Странно, с тех пор, как я перешел границу, я ни разу не задумывался о страхе и не хотел задумываться. Это образумило бы меня и заставило бы остаться за границей, но что-то во мне восставало против благоразумия. А память наша вообще лжет, давая возможность выжить, — старается смягчить невыносимое, покрывая его налетом забвения.
— Да, я знаю это, — сказал я. — Но это не забвение. Эго полусон. Один только толчок — и все мгновенно оживет.
Шварц кивнул.
— Я стоял без движения в темном, замкнутом пространстве, насыщенном запахом духов и пудры, среди платьев, окруженный ими, словно мягкими крыльями громадных летучих мышей. Я дышал мелко и часто, стараясь не шелестеть шелком. Я боялся, что начну вдруг чихать или кашлять. Страх подымался с пола и окутывал меня черным облаком. Мне казалось, я задыхаюсь.

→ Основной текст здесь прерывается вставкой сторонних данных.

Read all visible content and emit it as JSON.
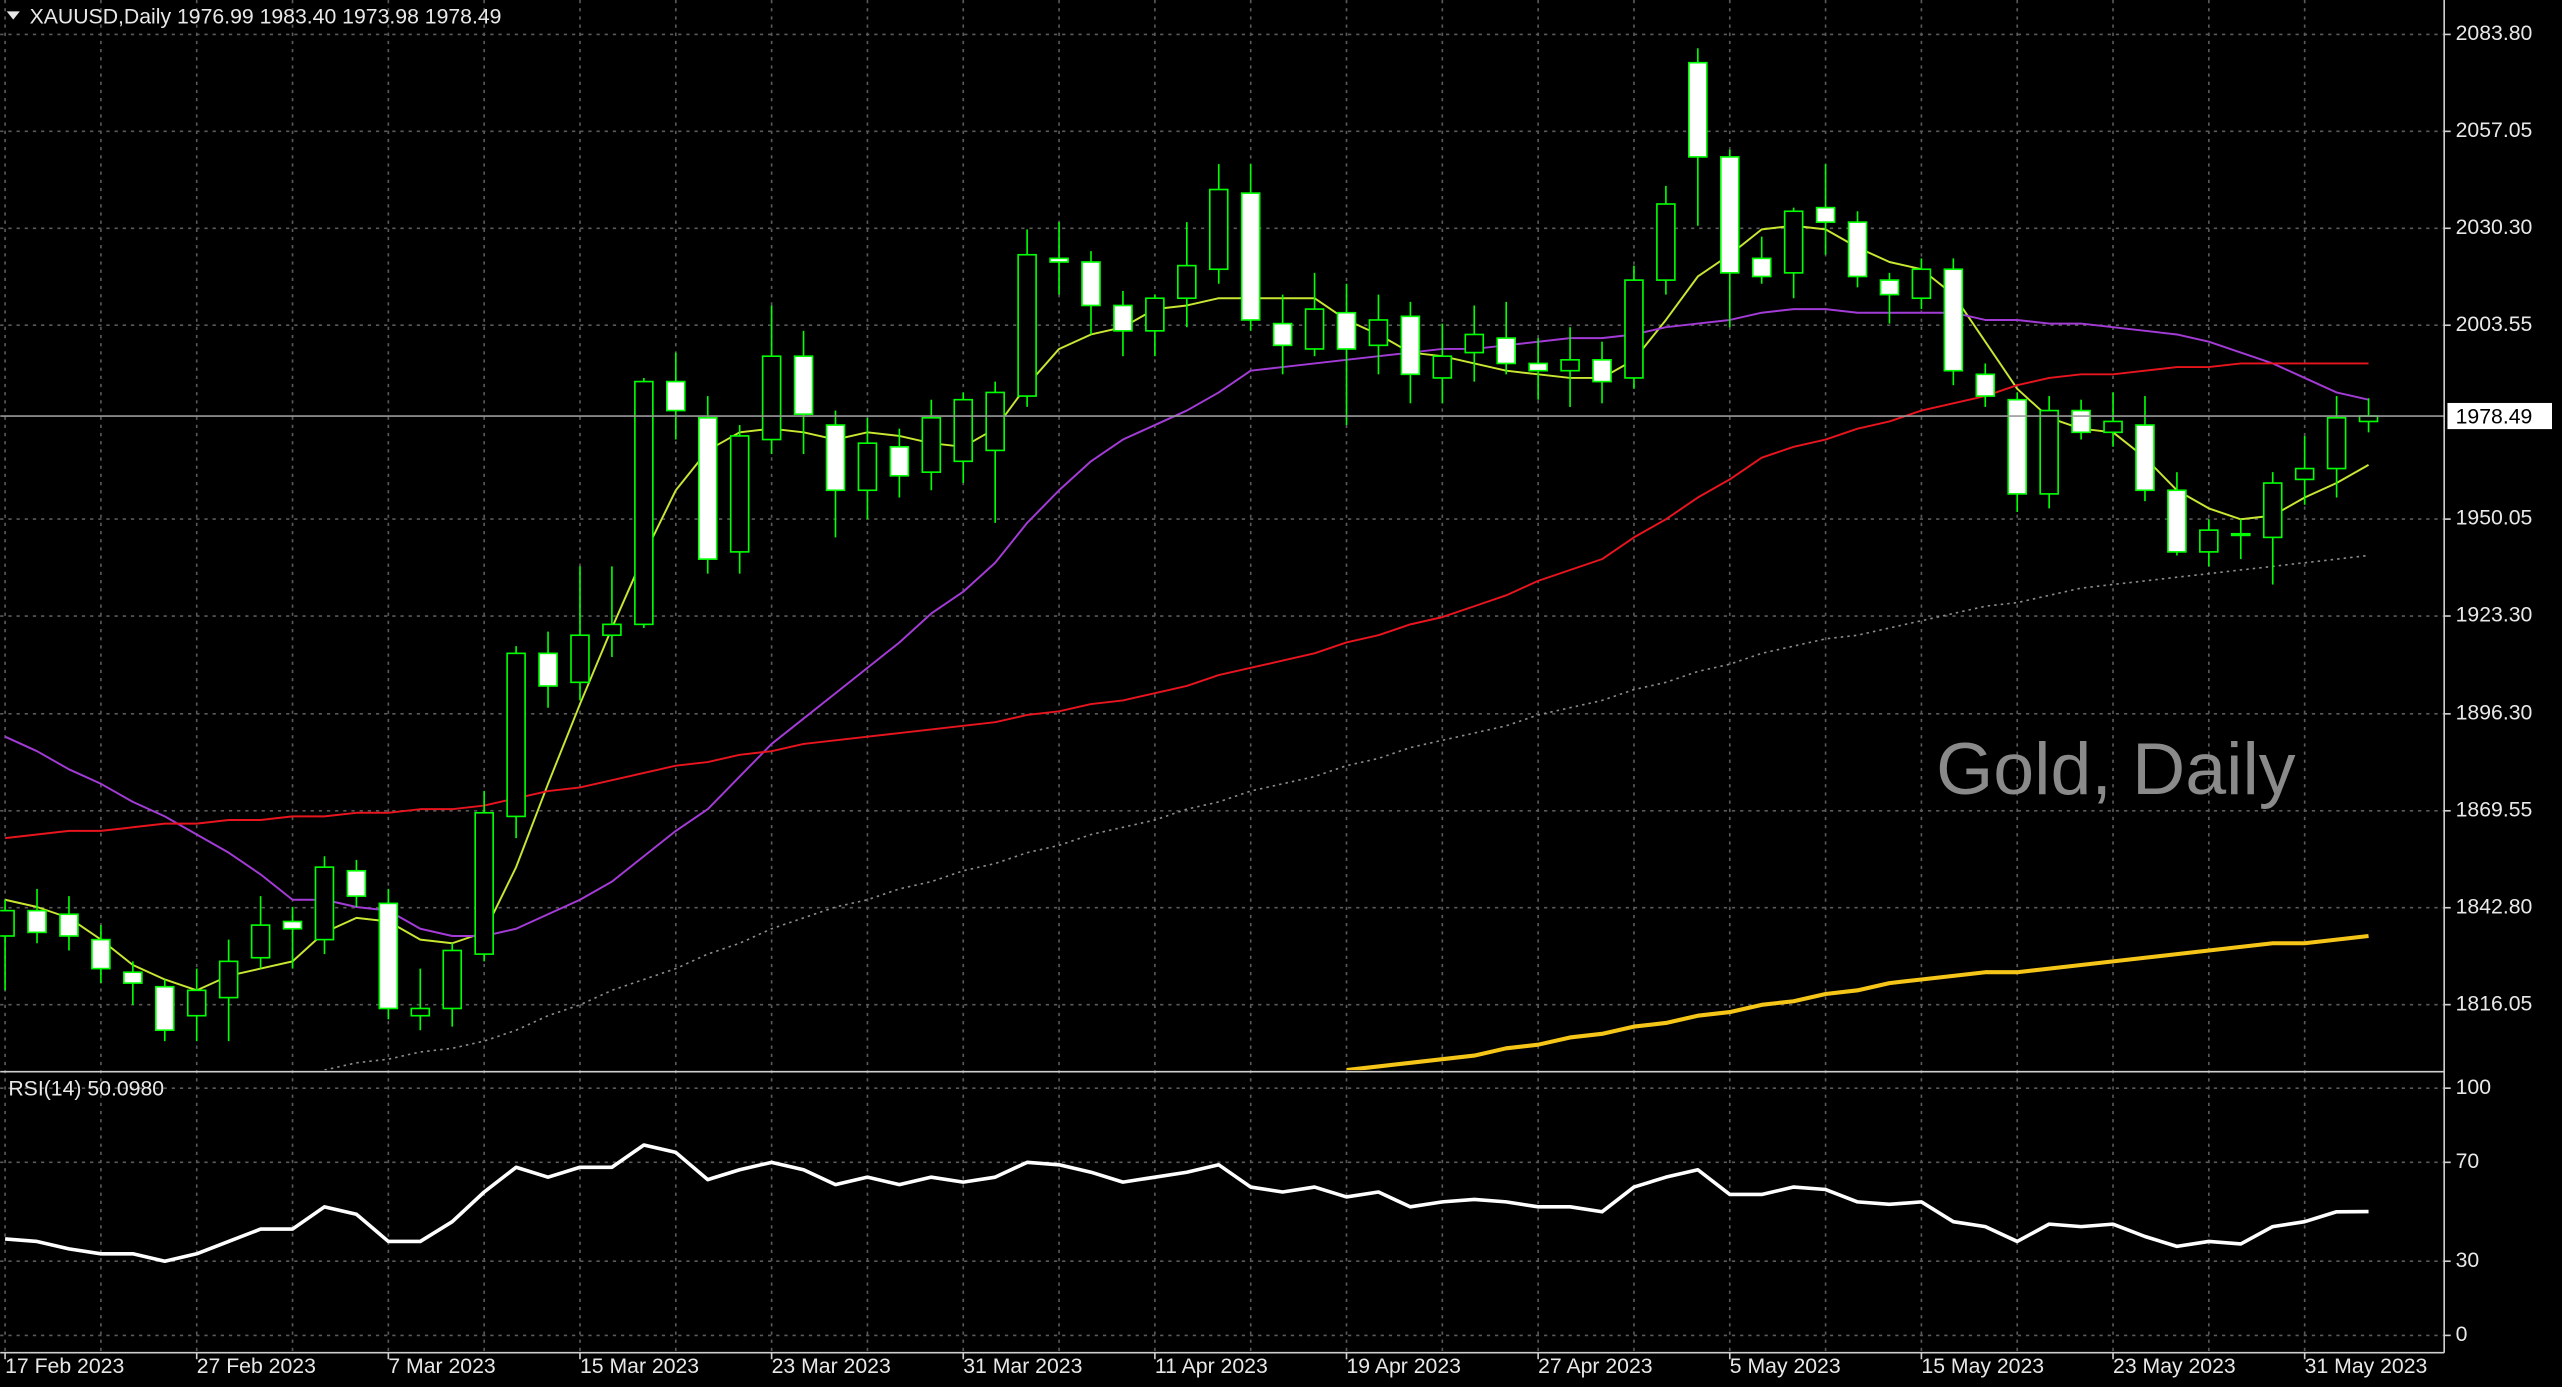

Когда я был в концлагере, я не испытал там самого худшего. Со мной обращались плохо — и только. Это было обычно. Кроме того, меня потом выпустили. Поэтому воспоминания мои потускнели, потеряли остроту. Теперь же опять все встало передо мной: все, что я видел, что пришлось испытать другим, о чем слышал, в чем имел возможность убедиться. Я не мог понять, какое безумие, какое помрачение заставило меня покинуть страны, где мне в худшем случае могла грозить высылка или тюрьма. Теперь они казались недоступной гаванью человечности.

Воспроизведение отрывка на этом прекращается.